図8は、特開平4−317720号公報に開示されたガス処理装置を説明するための図である。図7において、31は吸着塔、32は大気放出のためのブロア、33は真空ポンプ、34、35、36はバルブ、37はガス分解装置である。NOxをガス入口Fから吸着塔31に引き込み、NOxを吸着塔内に設置された吸着剤で吸着し、浄化したガスをブロア32によりガス出口Gから排出する。吸着剤に吸着されたNOxは真空ポンプ33により脱着され、高濃度濃縮ガスとなる。脱着時、通常吸着剤は加熱され、バルブ34、35はクローズに、バルブ36はオープンになっている。高濃度濃縮ガスは、後段のガス分解装置37により燃焼され、無害化され、清浄ガス出口Hから排出される。
【0004】
【発明が解決しようとする課題】
前記の従来のガス処理装置にあっては、NOxが例えばNO2や硝酸ガス等である場合、吸着剤の脱着再生のために300℃以上の加熱が必要である。またNO2や硝酸ガスは腐食性ガスであり、この高温、腐食性のガスが真空ポンプを腐食し、損傷させるという問題があった。

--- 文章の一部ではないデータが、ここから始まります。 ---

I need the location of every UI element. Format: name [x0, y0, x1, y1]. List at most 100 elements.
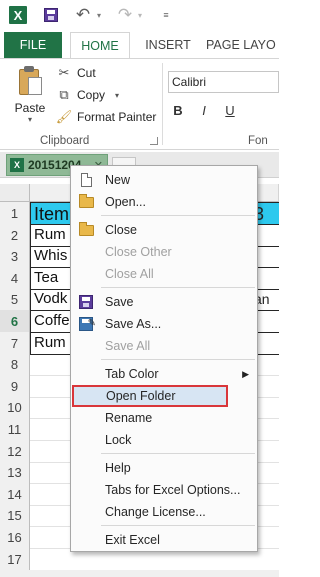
menu-item-close-all: Close All [71, 263, 257, 285]
menu-separator [101, 215, 255, 216]
menu-item-label: Open Folder [106, 389, 176, 403]
tab-page-layout[interactable]: PAGE LAYO [206, 32, 286, 58]
redo-button[interactable]: ↷ [116, 5, 134, 25]
menu-item-change-license[interactable]: Change License... [71, 501, 257, 523]
menu-item-label: Tabs for Excel Options... [105, 483, 241, 497]
undo-button[interactable]: ↶ [74, 5, 92, 25]
grid-bottom-edge [0, 570, 279, 577]
cut-button[interactable]: ✂ Cut [56, 63, 96, 83]
row-number[interactable]: 7 [0, 331, 30, 355]
cell-a[interactable]: Vodk [30, 288, 72, 312]
row-number[interactable]: 13 [0, 461, 30, 485]
menu-item-close[interactable]: Close [71, 219, 257, 241]
menu-item-new[interactable]: New [71, 169, 257, 191]
row-number[interactable]: 15 [0, 504, 30, 528]
save-icon [44, 8, 58, 22]
cell-a[interactable]: Coffe [30, 310, 72, 333]
menu-item-label: Close Other [105, 245, 172, 259]
menu-item-label: New [105, 173, 131, 187]
menu-item-help[interactable]: Help [71, 457, 257, 479]
group-divider [162, 63, 163, 145]
menu-item-tabs-for-excel-options[interactable]: Tabs for Excel Options... [71, 479, 257, 501]
menu-item-rename[interactable]: Rename [71, 407, 257, 429]
cell-a[interactable]: Rum [30, 331, 72, 355]
row-number[interactable]: 4 [0, 266, 30, 290]
bold-button[interactable]: B [172, 103, 184, 118]
undo-dropdown-icon[interactable]: ▾ [95, 5, 103, 25]
row-number[interactable]: 2 [0, 223, 30, 247]
menu-item-label: Help [105, 461, 131, 475]
submenu-arrow-icon: ▶ [242, 369, 249, 379]
row-number[interactable]: 12 [0, 439, 30, 463]
row-number[interactable]: 11 [0, 418, 30, 441]
menu-item-label: Lock [105, 433, 132, 447]
copy-button[interactable]: ⧉ Copy ▾ [56, 85, 119, 105]
menu-item-save[interactable]: Save [71, 291, 257, 313]
ribbon-home: Paste ▾ ✂ Cut ⧉ Copy ▾ 🖌 Format Painter … [0, 58, 279, 150]
excel-app-icon[interactable]: X [8, 5, 28, 25]
copy-dropdown-icon[interactable]: ▾ [115, 91, 119, 100]
tab-file[interactable]: FILE [4, 32, 62, 58]
scissors-icon: ✂ [58, 65, 70, 80]
row-number[interactable]: 8 [0, 353, 30, 377]
menu-item-lock[interactable]: Lock [71, 429, 257, 451]
copy-label: Copy [77, 88, 106, 102]
quick-save-button[interactable] [42, 5, 60, 25]
row-number[interactable]: 16 [0, 526, 30, 549]
menu-separator [101, 287, 255, 288]
customize-quick-access-icon[interactable]: ≡ [160, 5, 172, 25]
cell-a[interactable]: Rum [30, 223, 72, 247]
underline-button[interactable]: U [224, 103, 236, 118]
font-group-label: Fon [248, 135, 268, 147]
row-number[interactable]: 3 [0, 245, 30, 269]
menu-item-exit-excel[interactable]: Exit Excel [71, 529, 257, 551]
menu-item-save-all: Save All [71, 335, 257, 357]
row-number[interactable]: 14 [0, 482, 30, 506]
open-folder-icon [78, 193, 94, 210]
clipboard-group-label: Clipboard [40, 135, 90, 147]
menu-item-label: Open... [105, 195, 146, 209]
cell-a[interactable]: Item [30, 202, 72, 225]
menu-item-label: Save All [105, 339, 151, 353]
menu-separator [101, 359, 255, 360]
row-number[interactable]: 1 [0, 202, 30, 225]
row-number[interactable]: 9 [0, 374, 30, 398]
cell-a[interactable]: Tea [30, 266, 72, 290]
menu-item-label: Save As... [105, 317, 162, 331]
menu-item-open-folder[interactable]: Open Folder [72, 385, 228, 407]
paste-button[interactable]: Paste ▾ [10, 63, 50, 124]
menu-item-label: Exit Excel [105, 533, 160, 547]
format-painter-button[interactable]: 🖌 Format Painter [55, 107, 157, 127]
ribbon-tabs: FILE HOME INSERT PAGE LAYO [0, 32, 279, 59]
row-number[interactable]: 6 [0, 310, 30, 333]
row-number[interactable]: 10 [0, 396, 30, 420]
close-document-icon [78, 221, 94, 238]
menu-item-label: Save [105, 295, 134, 309]
menu-item-open[interactable]: Open... [71, 191, 257, 213]
menu-item-save-as[interactable]: Save As... [71, 313, 257, 335]
format-painter-label: Format Painter [77, 110, 157, 124]
italic-button[interactable]: I [198, 103, 210, 118]
excel-icon: X [9, 6, 27, 24]
cell-a[interactable]: Whis [30, 245, 72, 269]
clipboard-dialog-launcher-icon[interactable] [150, 137, 158, 145]
menu-item-label: Rename [105, 411, 153, 425]
menu-item-tab-color[interactable]: Tab Color ▶ [71, 363, 257, 385]
row-number[interactable]: 5 [0, 288, 30, 312]
paintbrush-icon: 🖌 [55, 109, 73, 124]
redo-dropdown-icon[interactable]: ▾ [136, 5, 144, 25]
tab-context-menu: New Open... Close Close Other Close All Save S… [70, 165, 258, 552]
row-number[interactable]: 17 [0, 547, 30, 571]
tab-insert[interactable]: INSERT [140, 32, 196, 58]
tab-home[interactable]: HOME [70, 32, 130, 59]
title-bar: X ↶ ▾ ↷ ▾ ≡ [0, 0, 279, 30]
select-all-corner[interactable] [0, 184, 30, 202]
menu-separator [101, 525, 255, 526]
paste-dropdown-icon[interactable]: ▾ [10, 115, 50, 124]
menu-item-label: Close All [105, 267, 154, 281]
font-name-combobox[interactable]: Calibri [168, 71, 279, 93]
menu-separator [101, 453, 255, 454]
save-as-icon [78, 313, 96, 335]
menu-item-label: Change License... [105, 505, 206, 519]
excel-icon: X [10, 158, 24, 172]
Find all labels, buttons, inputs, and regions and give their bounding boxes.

したがって本発明の目的は、被処理ガスが腐食性であっても装置の構成部品、例えば真空ポンプ、減圧タンク等を腐食する恐れのないガス処理装置およびガス処理方法を提供することにある。
【0005】
【課題を解決するための手段】
請求項1の発明は、被処理ガスに含まれる被処理成分を吸着する吸着剤を備えた吸着塔と、
前記吸着塔に被処理ガスを導入するガス入口部と、
前記吸着塔により処理された処理済みガスを放出する処理済みガス出口部と、
前記吸着剤を加熱するヒータと、
前記吸着塔に接続した温度調節可能な減圧タンクと、
前記減圧タンクに接続した真空ポンプと、
前記真空ポンプの排気口に接続した被処理成分分解装置と、
前記分解装置に接続した分解後の清浄ガスを放出する出口部とを備え、
前記吸着剤の被処理成分の吸着能力が低下したときに前記被処理ガスの吸着塔への導入を停止するとともに前記ヒータおよび真空ポンプを稼動させ吸着剤を減圧下加熱し、前記被処理成分をガスとして脱着させ、脱着された被処理成分を前記減圧タンク内に拡散させ、前記減圧タンク内の被処理成分を所定の温度に維持し、その後被処理成分を前記真空ポンプにより吸引しその排気口から前記被処理成分分解装置に導入し、これを分解するようにしたことを特徴とするガス処理装置である。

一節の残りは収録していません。